La première photographie apparaît plus proche du tableau réel, avec une Vénus, plongeuse (!), cheveux au vent, mouvement du bras droit et expression conformes, torse habillé d’une chemisette aux manches bouffantes rayées de sangles d’un sac à dos…Fiesole, sur les hauteurs au nord de Florence, dans une ruelle fort montante, composition en triangle entre le tableau et les rectangles du sol, le regard est dirigé par les rampes et leurs boules terminales, les cheveux semblent de prolonger à droite vers l’ombre très sombre de feuillages sur le mur. street art : Blub est un artiste florentin (cliquer sur lien).
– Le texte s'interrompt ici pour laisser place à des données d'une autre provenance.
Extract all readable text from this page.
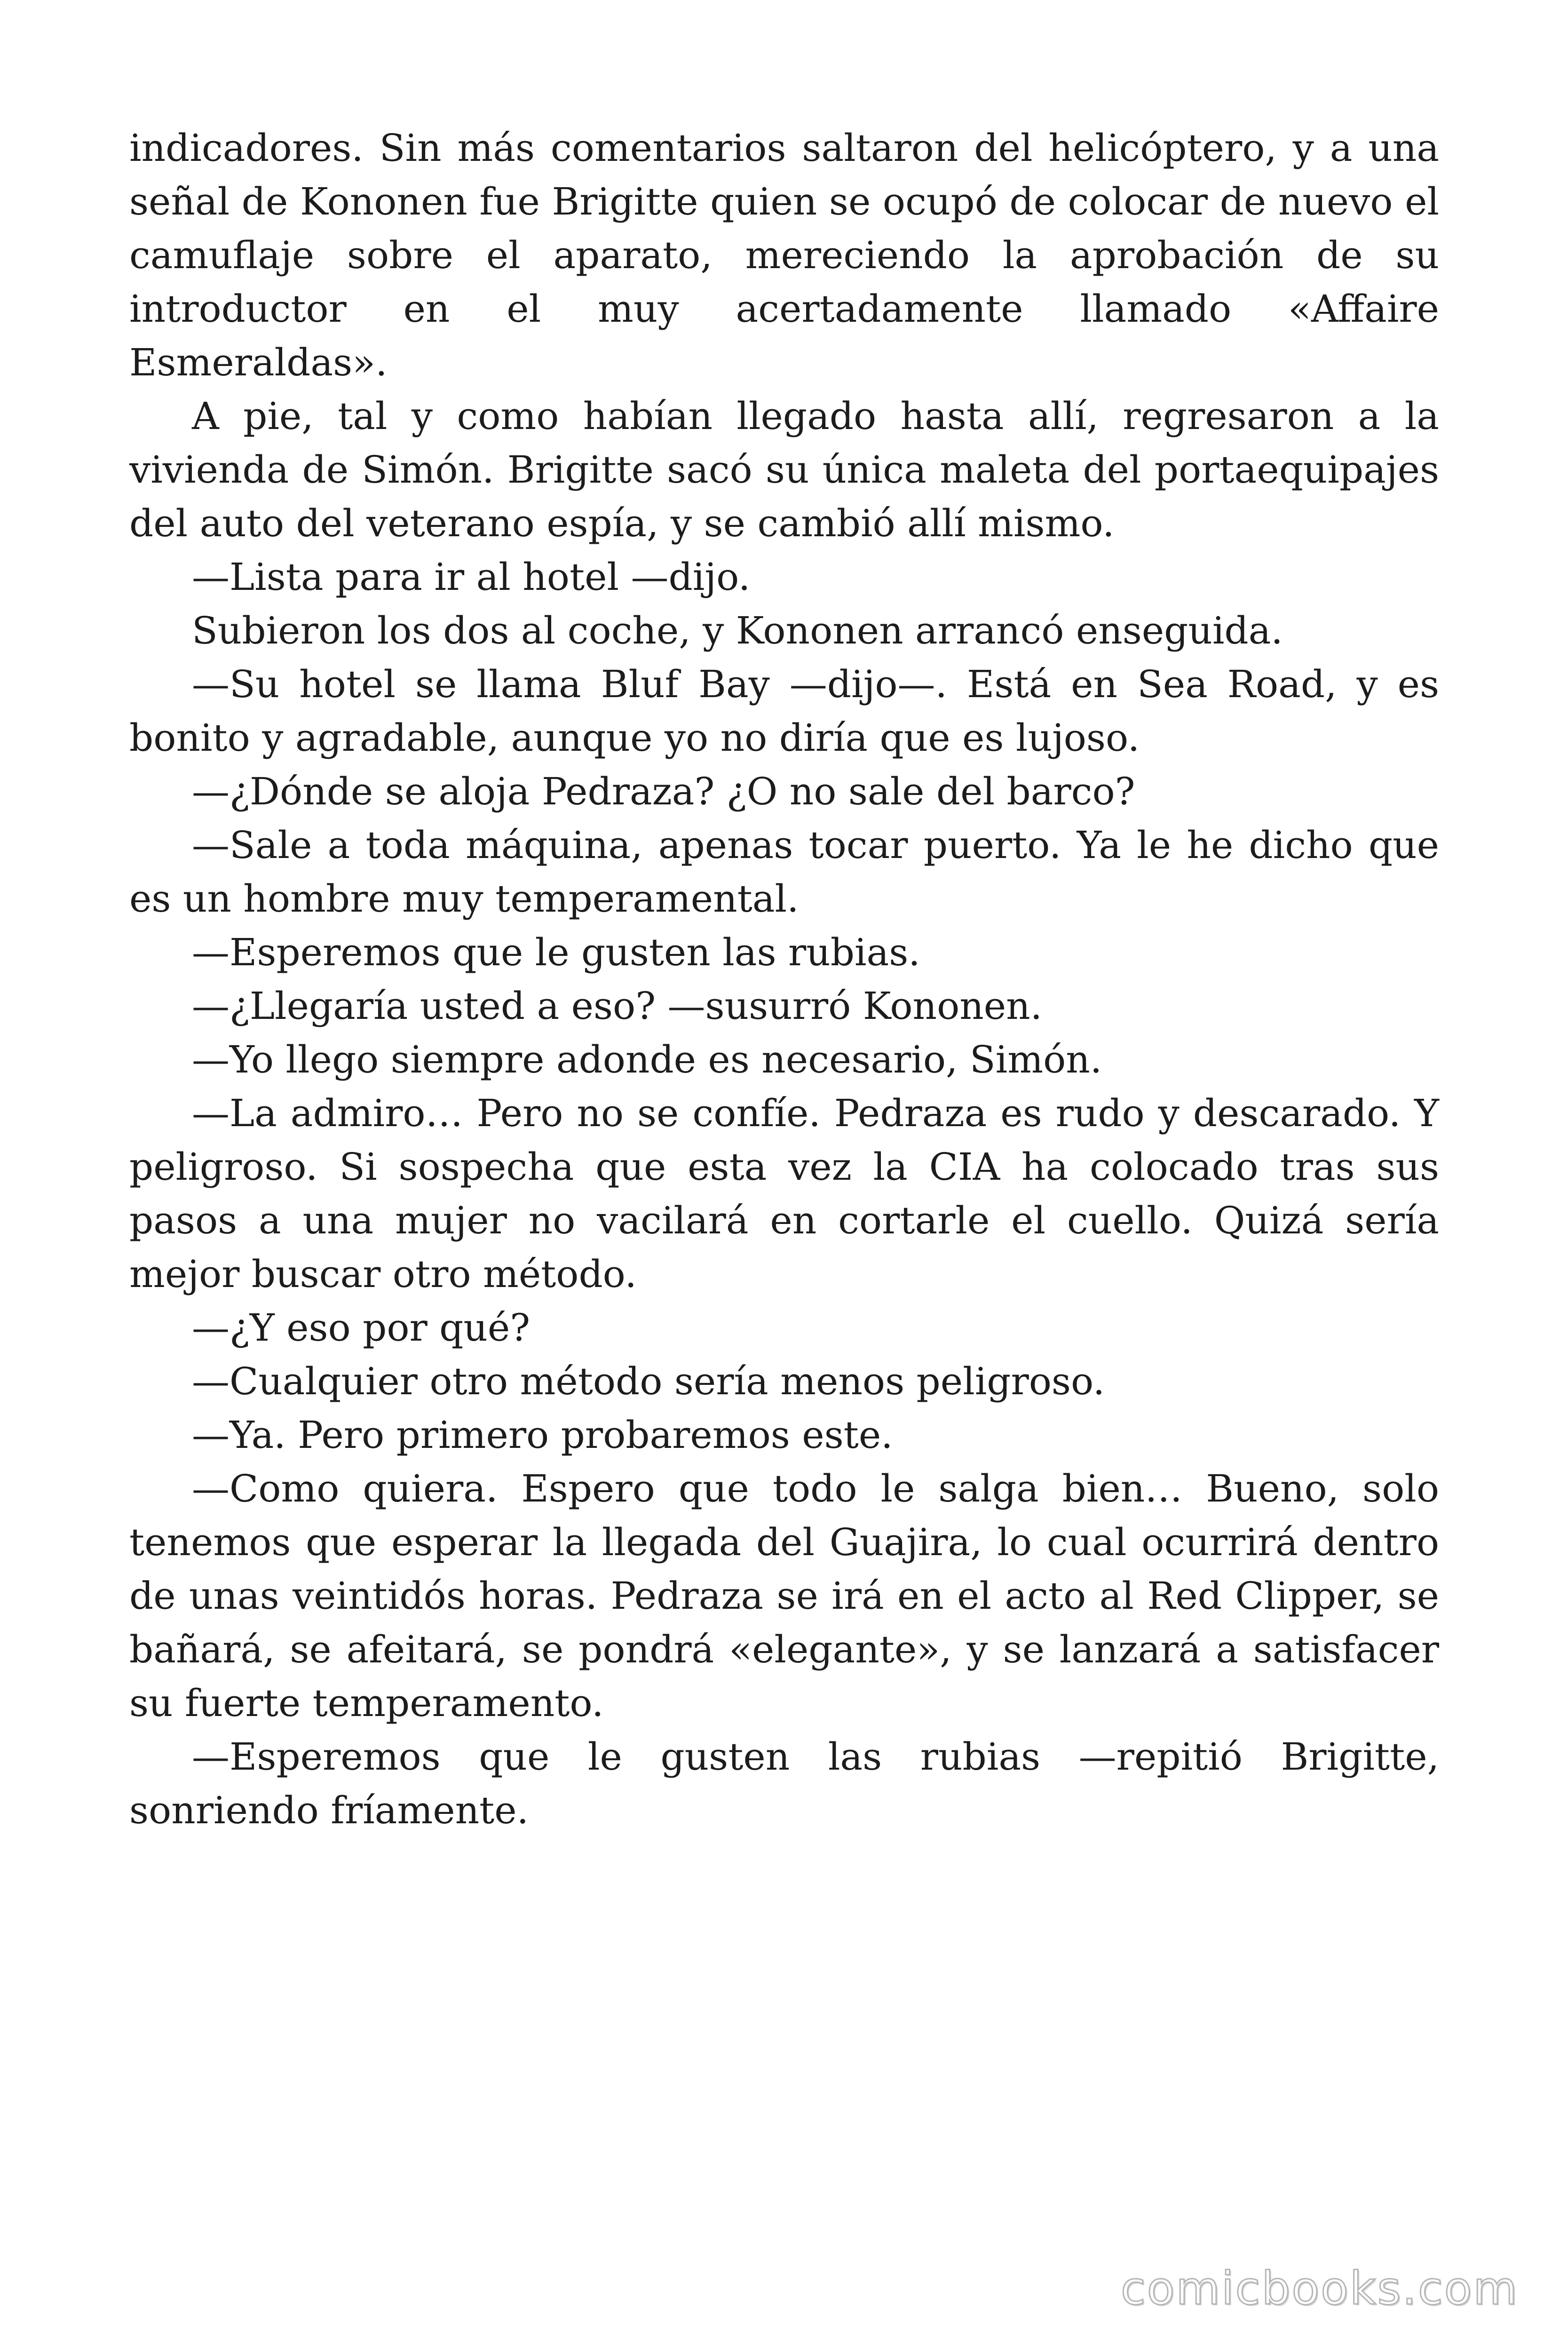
indicadores. Sin más comentarios saltaron del helicóptero, y a una señal de Kononen fue Brigitte quien se ocupó de colocar de nuevo el camuflaje sobre el aparato, mereciendo la aprobación de su introductor en el muy acertadamente llamado «Affaire Esmeraldas».

A pie, tal y como habían llegado hasta allí, regresaron a la vivienda de Simón. Brigitte sacó su única maleta del portaequipajes del auto del veterano espía, y se cambió allí mismo.

—Lista para ir al hotel —dijo.

Subieron los dos al coche, y Kononen arrancó enseguida.

—Su hotel se llama Bluf Bay —dijo—. Está en Sea Road, y es bonito y agradable, aunque yo no diría que es lujoso.

—¿Dónde se aloja Pedraza? ¿O no sale del barco?

—Sale a toda máquina, apenas tocar puerto. Ya le he dicho que es un hombre muy temperamental.

—Esperemos que le gusten las rubias.

—¿Llegaría usted a eso? —susurró Kononen.

—Yo llego siempre adonde es necesario, Simón.

—La admiro… Pero no se confíe. Pedraza es rudo y descarado. Y peligroso. Si sospecha que esta vez la CIA ha colocado tras sus pasos a una mujer no vacilará en cortarle el cuello. Quizá sería mejor buscar otro método.

—¿Y eso por qué?

—Cualquier otro método sería menos peligroso.

—Ya. Pero primero probaremos este.

—Como quiera. Espero que todo le salga bien… Bueno, solo tenemos que esperar la llegada del Guajira, lo cual ocurrirá dentro de unas veintidós horas. Pedraza se irá en el acto al Red Clipper, se bañará, se afeitará, se pondrá «elegante», y se lanzará a satisfacer su fuerte temperamento.

—Esperemos que le gusten las rubias —repitió Brigitte, sonriendo fríamente.

comicbooks.com
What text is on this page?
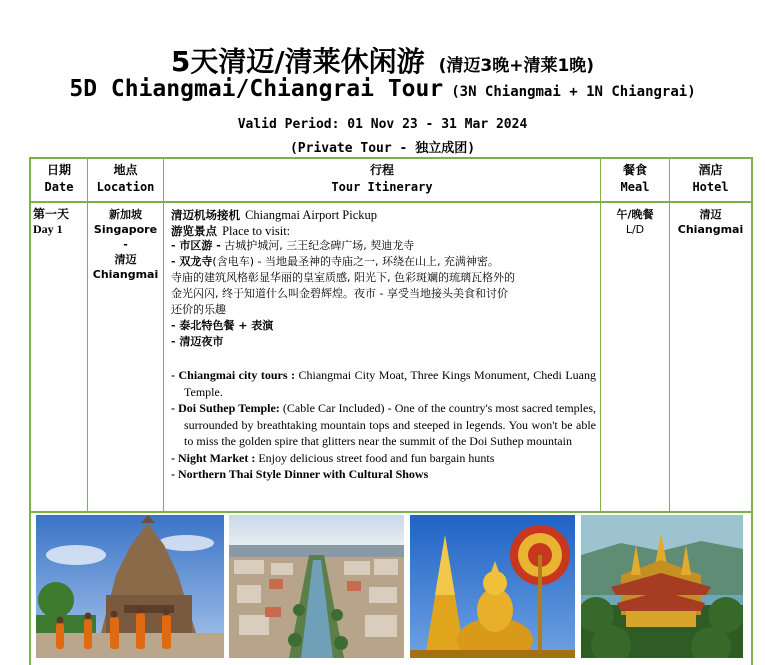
5天清迈/清莱休闲游 (清迈3晚+清莱1晚)
5D Chiangmai/Chiangrai Tour (3N Chiangmai + 1N Chiangrai)
Valid Period: 01 Nov 23 - 31 Mar 2024
(Private Tour - 独立成团)
日期
Date
地点
Location
行程
Tour Itinerary
餐食
Meal
酒店
Hotel
第一天
Day 1
新加坡
Singapore
-
清迈
Chiangmai
午/晚餐
L/D
清迈
Chiangmai
清迈机场接机 Chiangmai Airport Pickup
游览景点 Place to visit:
- 市区游 - 古城护城河, 三王纪念碑广场, 契迪龙寺
- 双龙寺(含电车) - 当地最圣神的寺庙之一, 环绕在山上, 充满神密。
寺庙的建筑风格彰显华丽的皇室质感, 阳光下, 色彩斑斓的琉璃瓦格外的
金光闪闪, 终于知道什么叫金碧辉煌。夜市 - 享受当地接头美食和讨价
还价的乐趣
- 泰北特色餐 + 表演
- 清迈夜市
- Chiangmai city tours : Chiangmai City Moat, Three Kings Monument, Chedi Luang Temple.
- Doi Suthep Temple: (Cable Car Included) - One of the country's most sacred temples, surrounded by breathtaking mountain tops and steeped in legends. You won't be able to miss the golden spire that glitters near the summit of the Doi Suthep mountain
- Night Market : Enjoy delicious street food and fun bargain hunts
- Northern Thai Style Dinner with Cultural Shows
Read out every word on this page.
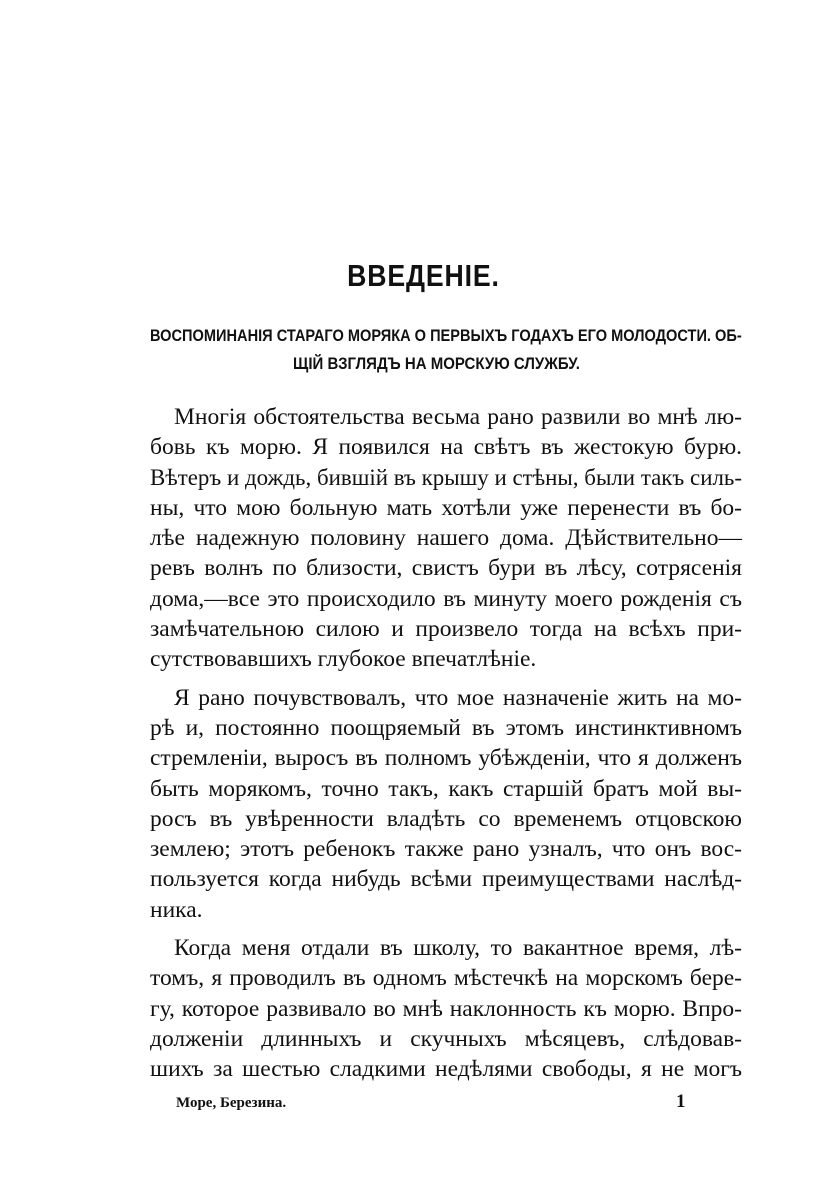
ВВЕДЕНІЕ.
ВОСПОМИНАНІЯ СТАРАГО МОРЯКА О ПЕРВЫХЪ ГОДАХЪ ЕГО МОЛОДОСТИ. ОБ-
ЩІЙ ВЗГЛЯДЪ НА МОРСКУЮ СЛУЖБУ.
Многія обстоятельства весьма рано развили во мнѣ лю-
бовь къ морю. Я появился на свѣтъ въ жестокую бурю.
Вѣтеръ и дождь, бившій въ крышу и стѣны, были такъ силь-
ны, что мою больную мать хотѣли уже перенести въ бо-
лѣе надежную половину нашего дома. Дѣйствительно—
ревъ волнъ по близости, свистъ бури въ лѣсу, сотрясенія
дома,—все это происходило въ минуту моего рожденія съ
замѣчательною силою и произвело тогда на всѣхъ при-
сутствовавшихъ глубокое впечатлѣніе.
Я рано почувствовалъ, что мое назначеніе жить на мо-
рѣ и, постоянно поощряемый въ этомъ инстинктивномъ
стремленіи, выросъ въ полномъ убѣжденіи, что я долженъ
быть морякомъ, точно такъ, какъ старшій братъ мой вы-
росъ въ увѣренности владѣть со временемъ отцовскою
землею; этотъ ребенокъ также рано узналъ, что онъ вос-
пользуется когда нибудь всѣми преимуществами наслѣд-
ника.
Когда меня отдали въ школу, то вакантное время, лѣ-
томъ, я проводилъ въ одномъ мѣстечкѣ на морскомъ бере-
гу, которое развивало во мнѣ наклонность къ морю. Впро-
долженіи длинныхъ и скучныхъ мѣсяцевъ, слѣдовав-
шихъ за шестью сладкими недѣлями свободы, я не могъ
Море, Березина.	1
Dessins rapides mais précis au dessus d’affiches lacérées et bordée d’une gouttière barbouillée. Carambolage charismatique d’éléments modernes et de symboles historiques et culturels.

La grande force de la photographie réside dans son aptitude à faire surgir une poésie du détail au cœur du désordre qui nous entoure. « Cathy Rémy » (cliquer)

VéNUS, première à éclairer la nuit, comme le chante Bashung dans cette superbe chanson à écouter, ré-entendre pour en savourer la lourde poésie … tout comme Le tableau de Botticelli que les yeux ont du mal à quitter sauf pour se plonger devant le Printemps (cliquer), tout proche dans le musée. Ces deux tableaux valent à eux seuls le déplacement à Firenze.

Rimbaud?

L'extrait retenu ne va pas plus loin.